De oplossing is simpel, koop melk die enkel gepasteuriseerd is en dus niet gehomogeniseerd. Deze melk is te krijgen bij de boer of bij sommige delicatesse winkels. Als je toch bij de boer bent kun je beter proberen echte rauwe melk los te peuteren =)

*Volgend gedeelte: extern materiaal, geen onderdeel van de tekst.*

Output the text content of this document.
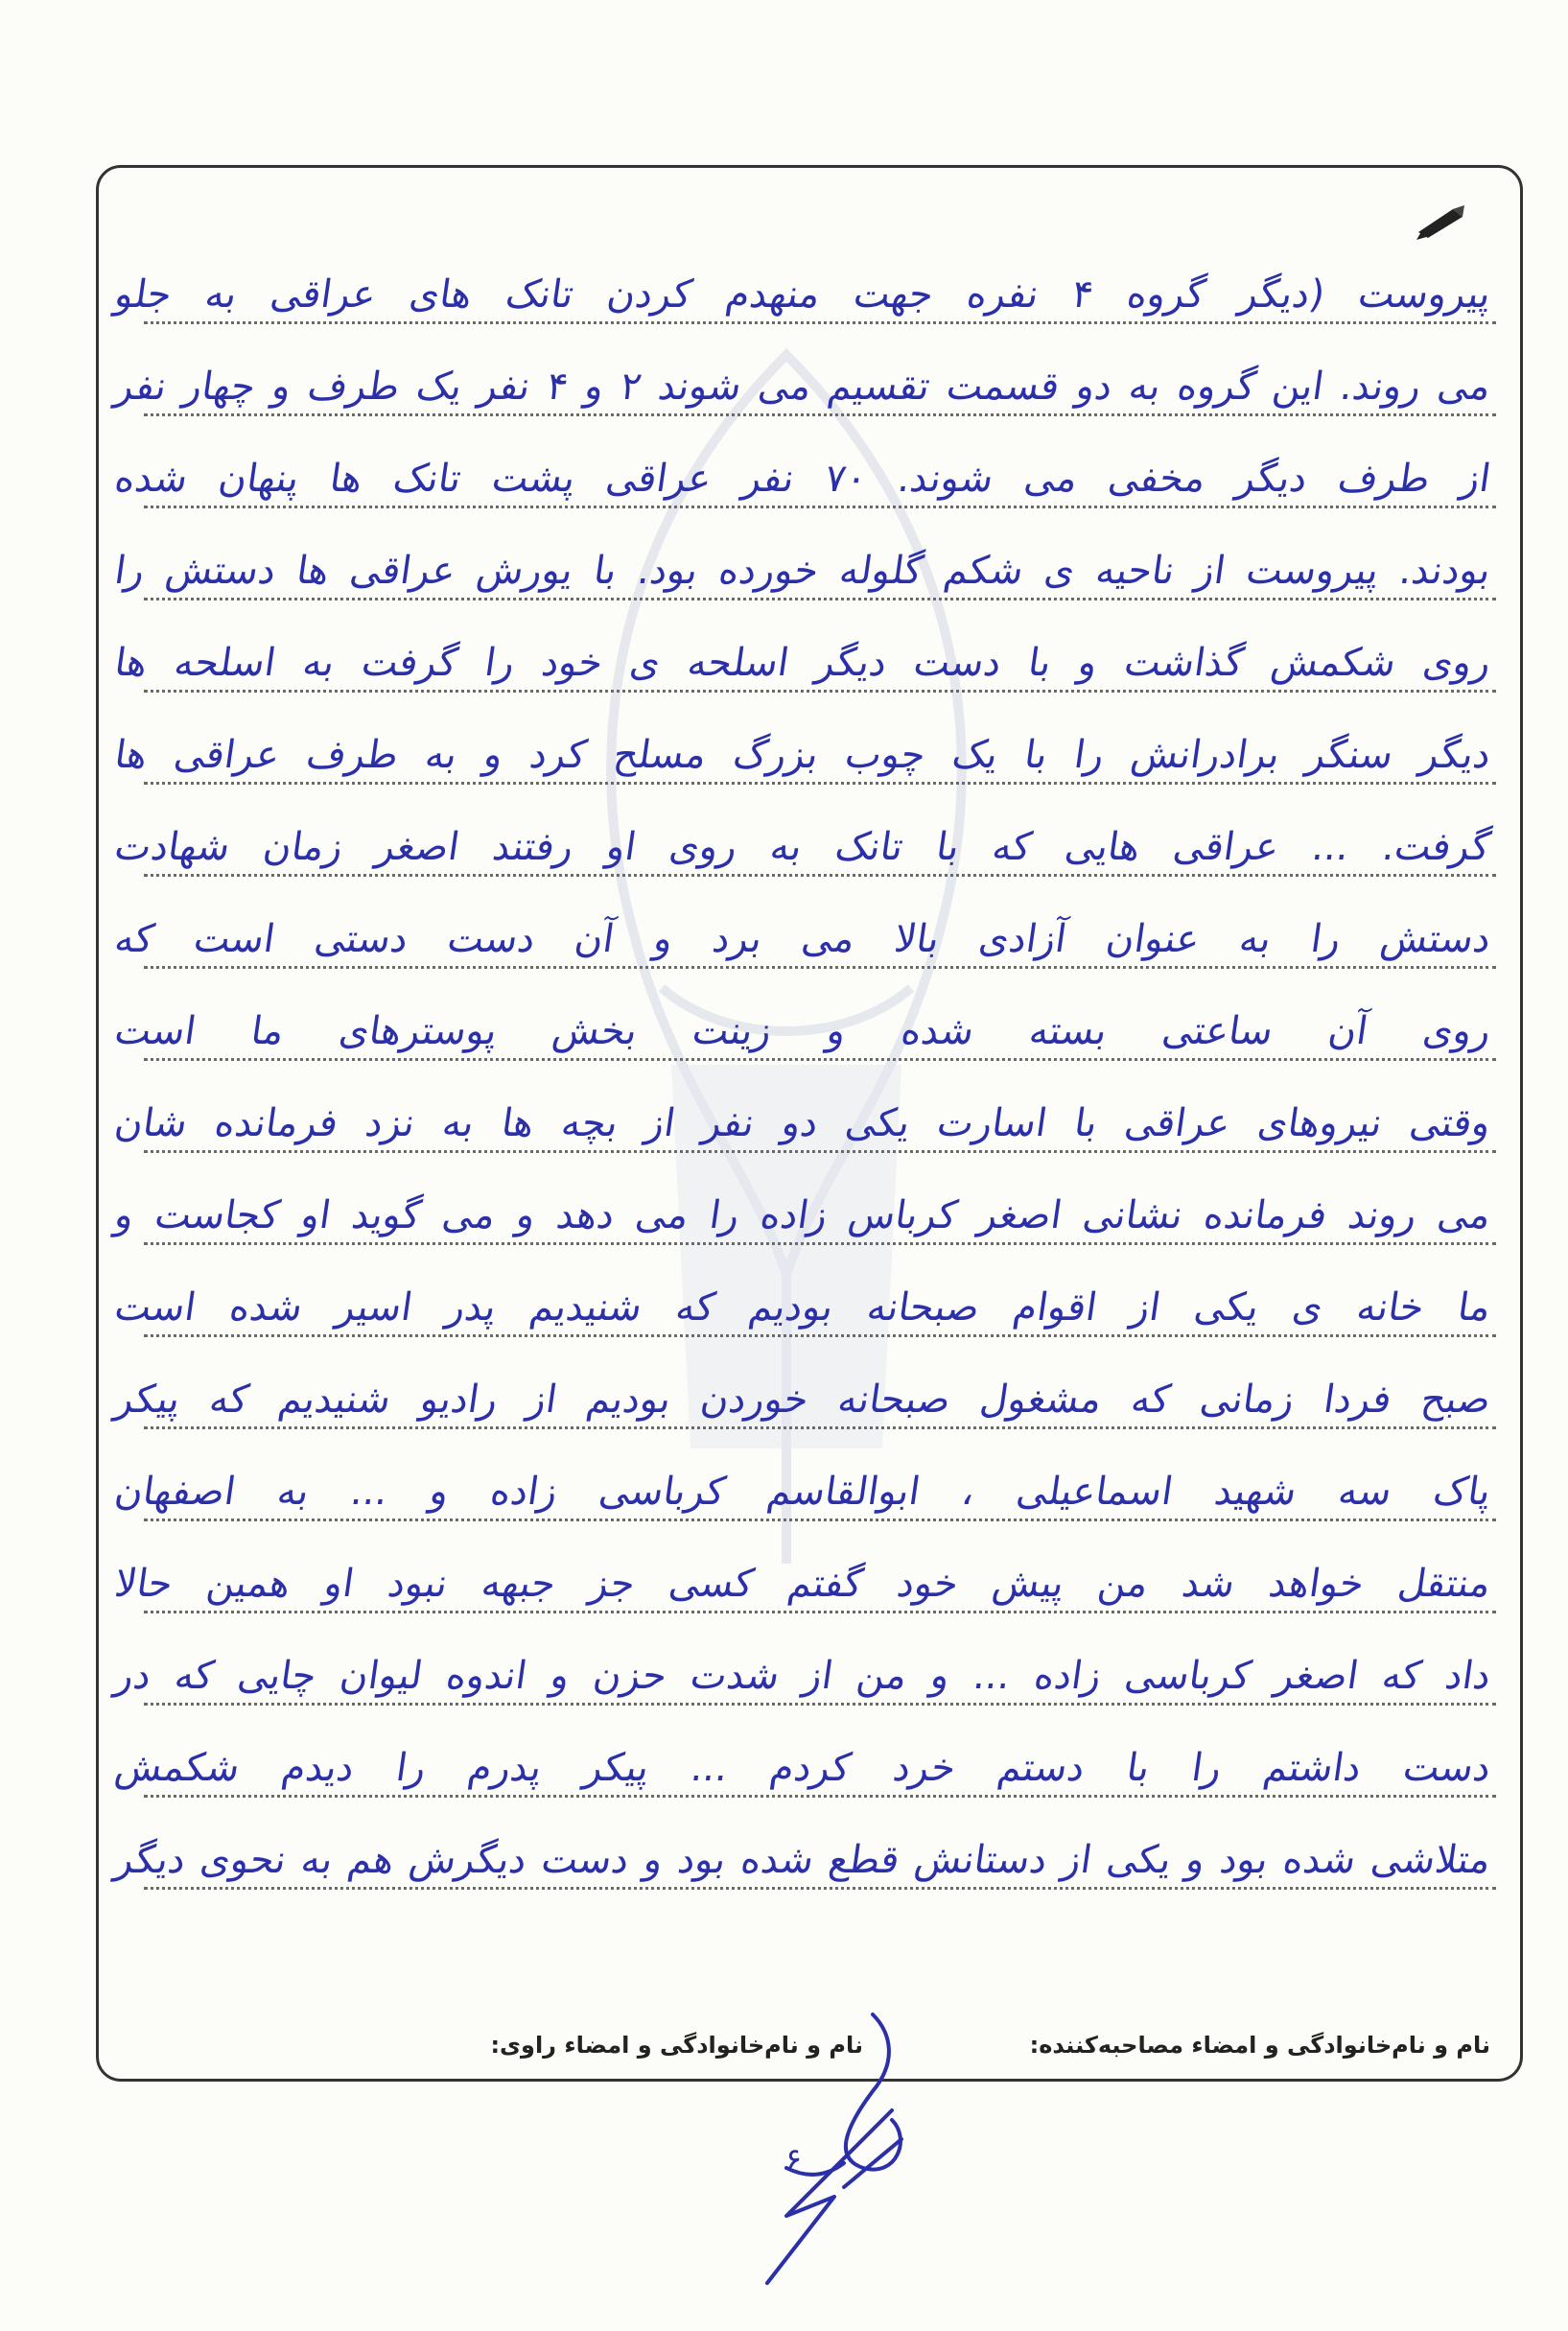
پیروست (دیگر گروه ۴ نفره جهت منهدم کردن تانک های عراقی به جلو
می روند. این گروه به دو قسمت تقسیم می شوند ۲ و ۴ نفر یک طرف و چهار نفر
از طرف دیگر مخفی می شوند. ۷۰ نفر عراقی پشت تانک ها پنهان شده
بودند. پیروست از ناحیه ی شکم گلوله خورده بود. با یورش عراقی ها دستش را
روی شکمش گذاشت و با دست دیگر اسلحه ی خود را گرفت به اسلحه ها
دیگر سنگر برادرانش را با یک چوب بزرگ مسلح کرد و به طرف عراقی ها
گرفت. ... عراقی هایی که با تانک به روی او رفتند اصغر زمان شهادت
دستش را به عنوان آزادی بالا می برد و آن دست دستی است که
روی آن ساعتی بسته شده و زینت بخش پوسترهای ما است
وقتی نیروهای عراقی با اسارت یکی دو نفر از بچه ها به نزد فرمانده شان
می روند فرمانده نشانی اصغر کرباس زاده را می دهد و می گوید او کجاست و
ما خانه ی یکی از اقوام صبحانه بودیم که شنیدیم پدر اسیر شده است
صبح فردا زمانی که مشغول صبحانه خوردن بودیم از رادیو شنیدیم که پیکر
پاک سه شهید اسماعیلی ، ابوالقاسم کرباسی زاده و ... به اصفهان
منتقل خواهد شد من پیش خود گفتم کسی جز جبهه نبود او همین حالا
داد که اصغر کرباسی زاده ... و من از شدت حزن و اندوه لیوان چایی که در
دست داشتم را با دستم خرد کردم ... پیکر پدرم را دیدم شکمش
متلاشی شده بود و یکی از دستانش قطع شده بود و دست دیگرش هم به نحوی دیگر
نام و نام‌خانوادگی و امضاء مصاحبه‌کننده:
نام و نام‌خانوادگی و امضاء راوی:
۶
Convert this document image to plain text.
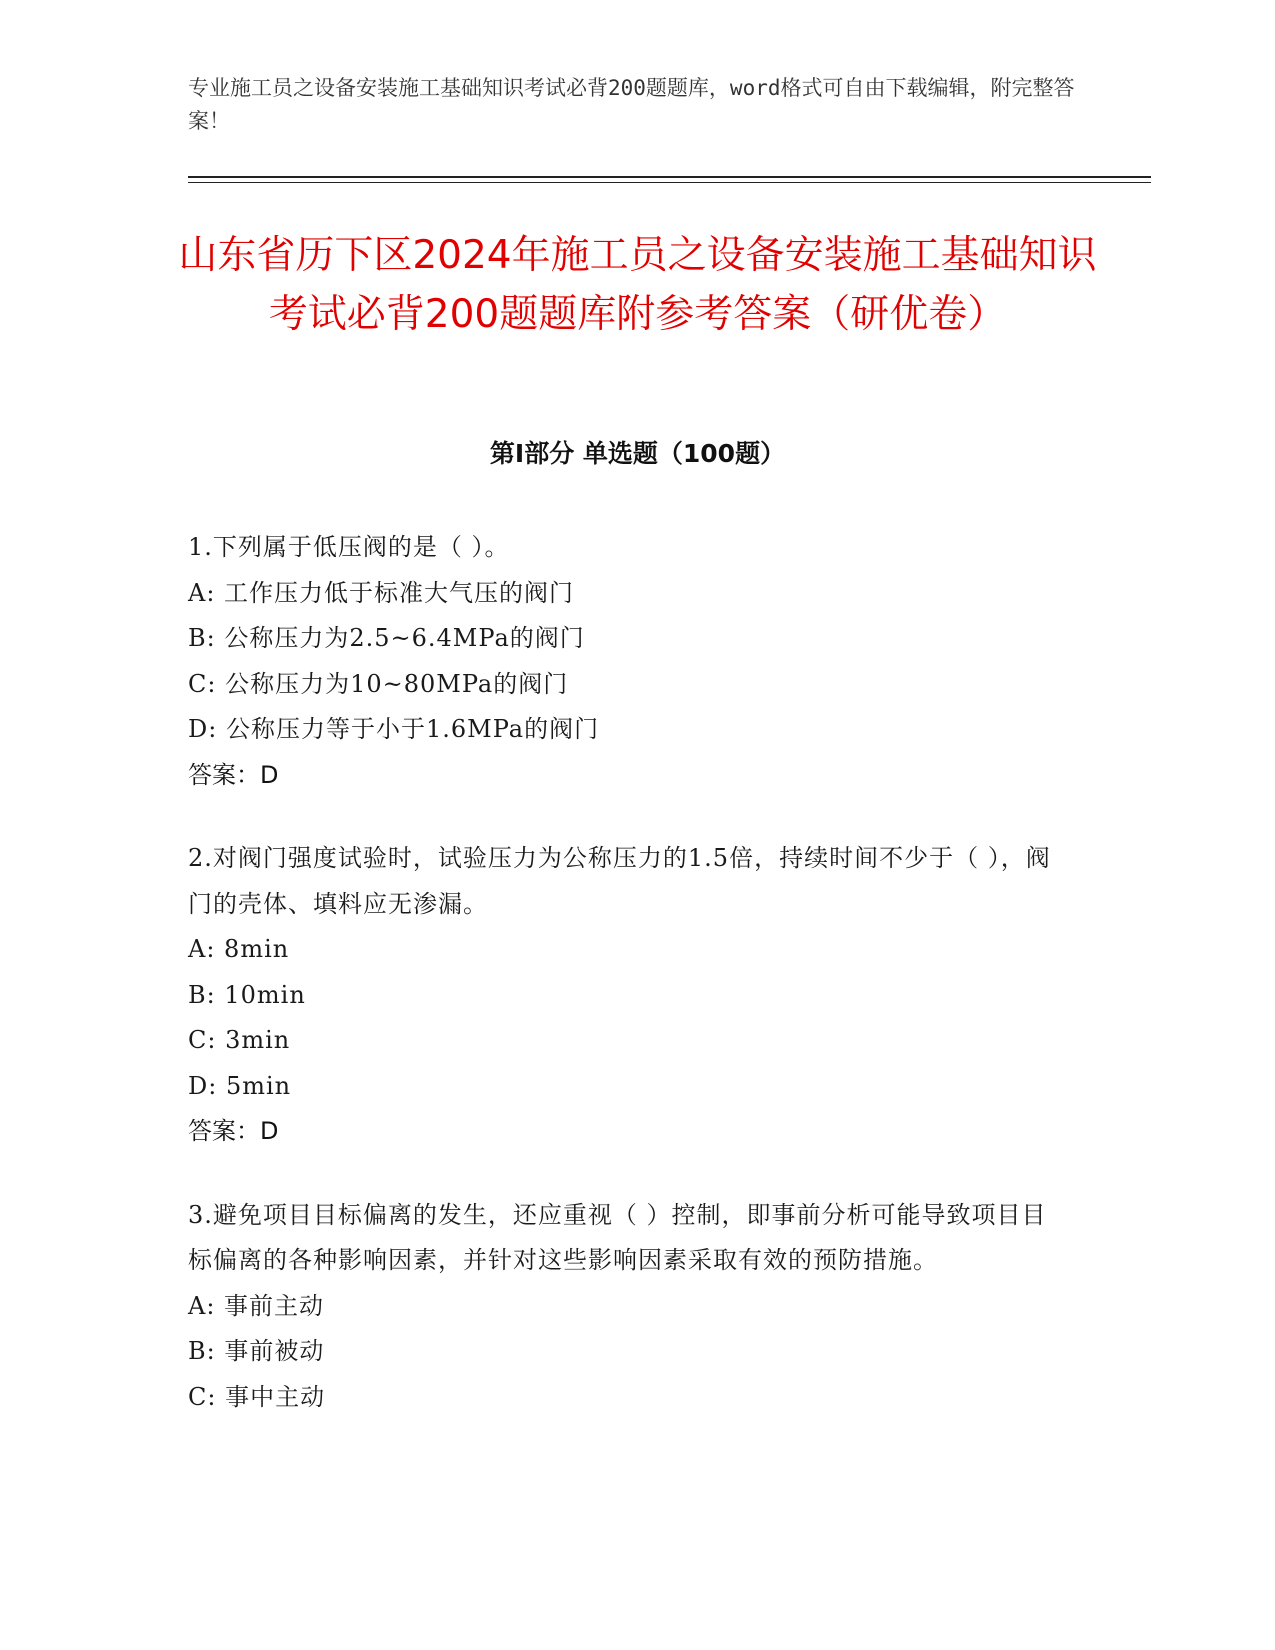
专业施工员之设备安装施工基础知识考试必背200题题库，word格式可自由下载编辑，附完整答案！

山东省历下区2024年施工员之设备安装施工基础知识考试必背200题题库附参考答案（研优卷）
第I部分 单选题（100题）

1.下列属于低压阀的是（ ）。

A: 工作压力低于标准大气压的阀门

B: 公称压力为2.5~6.4MPa的阀门

C: 公称压力为10~80MPa的阀门

D: 公称压力等于小于1.6MPa的阀门

答案：D

2.对阀门强度试验时，试验压力为公称压力的1.5倍，持续时间不少于（ ），阀门的壳体、填料应无渗漏。

A: 8min

B: 10min

C: 3min

D: 5min

答案：D

3.避免项目目标偏离的发生，还应重视（ ）控制，即事前分析可能导致项目目标偏离的各种影响因素，并针对这些影响因素采取有效的预防措施。

A: 事前主动

B: 事前被动

C: 事中主动
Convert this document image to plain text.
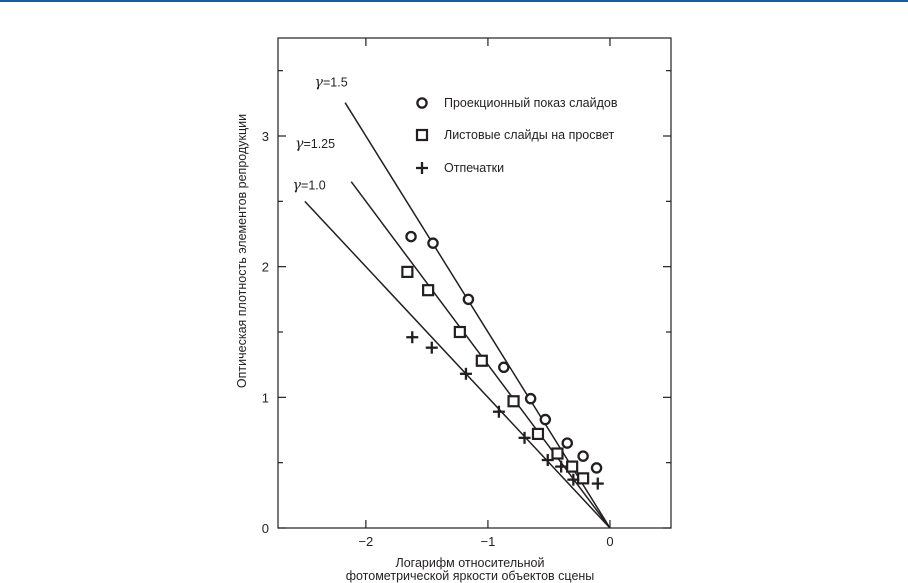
−2	−1	0
0
1
2
3
γ=1.5
γ=1.25
γ=1.0
Проекционный показ слайдов
Листовые слайды на просвет
Отпечатки
Логарифм относительной
фотометрической яркости объектов сцены
Оптическая плотность элементов репродукции
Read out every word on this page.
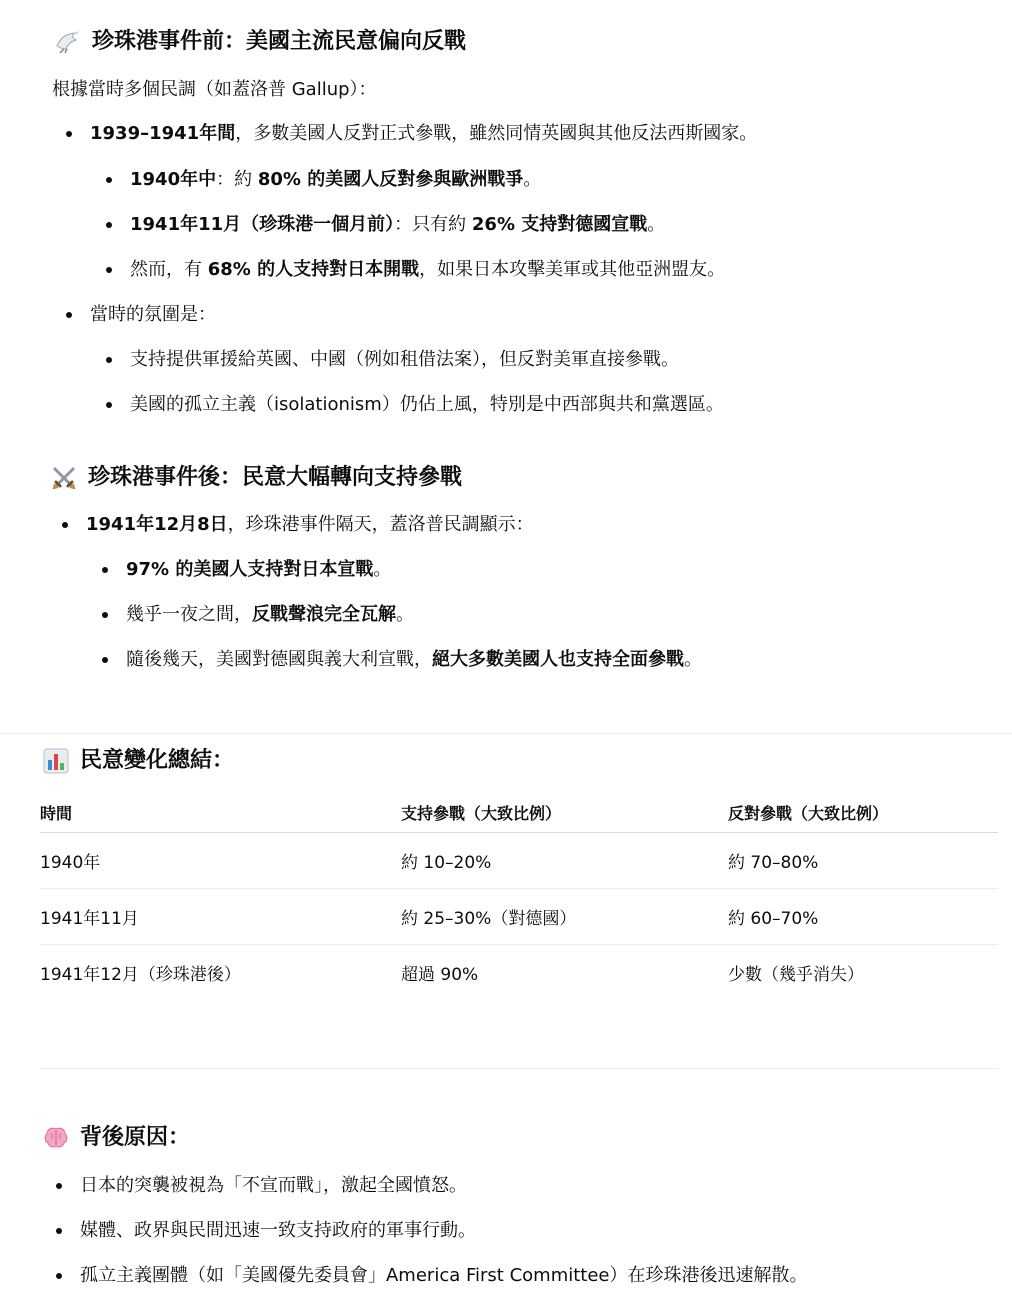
珍珠港事件前：美國主流民意偏向反戰

根據當時多個民調（如蓋洛普 Gallup）：

1939–1941年間，多數美國人反對正式參戰，雖然同情英國與其他反法西斯國家。
1940年中：約 80% 的美國人反對參與歐洲戰爭。
1941年11月（珍珠港一個月前）：只有約 26% 支持對德國宣戰。
然而，有 68% 的人支持對日本開戰，如果日本攻擊美軍或其他亞洲盟友。
當時的氛圍是：
支持提供軍援給英國、中國（例如租借法案），但反對美軍直接參戰。
美國的孤立主義（isolationism）仍佔上風，特別是中西部與共和黨選區。
珍珠港事件後：民意大幅轉向支持參戰
1941年12月8日，珍珠港事件隔天，蓋洛普民調顯示：
97% 的美國人支持對日本宣戰。
幾乎一夜之間，反戰聲浪完全瓦解。
隨後幾天，美國對德國與義大利宣戰，絕大多數美國人也支持全面參戰。
民意變化總結：
時間	支持參戰（大致比例）	反對參戰（大致比例）
1940年	約 10–20%	約 70–80%
1941年11月	約 25–30%（對德國）	約 60–70%
1941年12月（珍珠港後）	超過 90%	少數（幾乎消失）
背後原因：
日本的突襲被視為「不宣而戰」，激起全國憤怒。
媒體、政界與民間迅速一致支持政府的軍事行動。
孤立主義團體（如「美國優先委員會」America First Committee）在珍珠港後迅速解散。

Commentaar Ruud Herold op problemen met melk:
Het kan natuurlijk ook zo zijn dan men tegenwoordig een homogenisator toevoegt aan de melk en dat deze tegenwoordig de emulsie beter stabiliseren. Ik weet echter niet zeker of deze verklaring klopt en of het wettelijk toegestaan is dergelijke emulgatoren aan melk toe te voegen.
Augustus 2005:
Aanvullend commentaar van Steven uit België
:
Zo zag ik dat u in een voetnoot aangeeft dat het moeilijk is om van melk uit een pak kaas te maken daar de stremming soms niet goed wil lukken. Dit kan ook komen doordat de melk gepasteuriseerd is, dit verminderd de hoeveelheid aanwezige calcium-ionen in de melk, wat dit probleem in de hand kan werken.

Bij Brouwland bieden ze een chloorcalcium oplossing aan die in een dosis van 5 à 6 ml per liter melk kan worden toegevoegd om dit probleem tegen te gaan. Brouwland is te vinden op www.brouwland.be  en de oplossing onder 091 - producten voor de zuivelbereiding.